The visit was initially planned for April 22-26, but was canceled after several African countries revoked flight permits following intense economic pressure from China, as explained at the time by one of the President’s closest advisors.
An African Ally of Taipei
Eswatini is a small country without a coastline in southern Africa and Taipei’s only diplomatic ally in Africa. Located between South Africa and Mozambique, it has launched an ambitious transformation project aimed at making the country an international financial hub like Switzerland. The key lies in the creation of a fully digital Free Economic Zone, carried out in partnership with the European banking group iSwiss Bank.

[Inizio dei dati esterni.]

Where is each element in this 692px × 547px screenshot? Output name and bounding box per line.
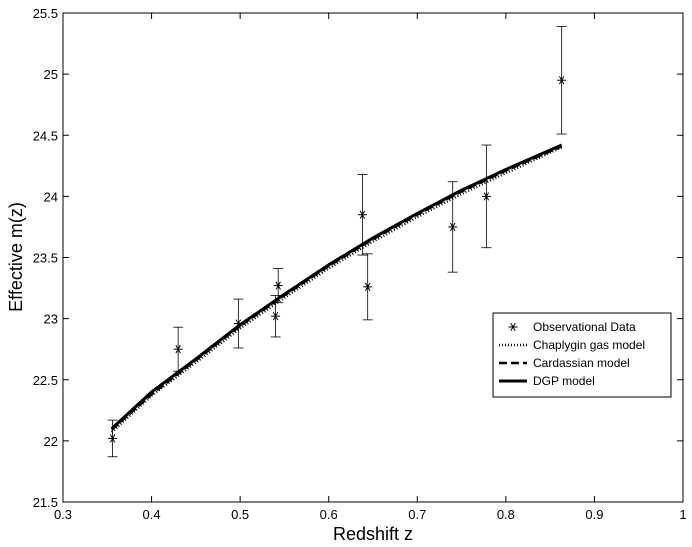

History and Political System
Although it is one of the least extensive countries on the continent, it holds a significant diplomatic position. Formerly Swaziland, the country took on its current name in 2018 at the decision of King Mswati III, who has been in power since 1986. It is an absolute monarchy, with approximately 1.2 million inhabitants, predominantly English-speaking, and bordering almost entirely with South Africa.
Regional Dependence
Its geopolitical location is primarily defined by its economic and logistical dependence on South Africa: Eswatini is part of the Southern African Economic Zone and its economy is strongly affected by regional trade relations, South African infrastructure, and access to neighboring markets.
The China-Taiwan Issue
However, its small size does not prevent it from having a symbolic weight greater than its economic strength. The fact that it is the only African country to maintain official relations with Taiwan makes it a sensitive piece in the competition between Beijing and Taipei. In recent days, the issue has resurfaced after the visit of the Taiwanese Foreign Minister to Eswatini, following the cancellation of President Lai Ching-te’s trip. For Beijing, Eswatini represents the last anomaly in Africa regarding the principle of One China.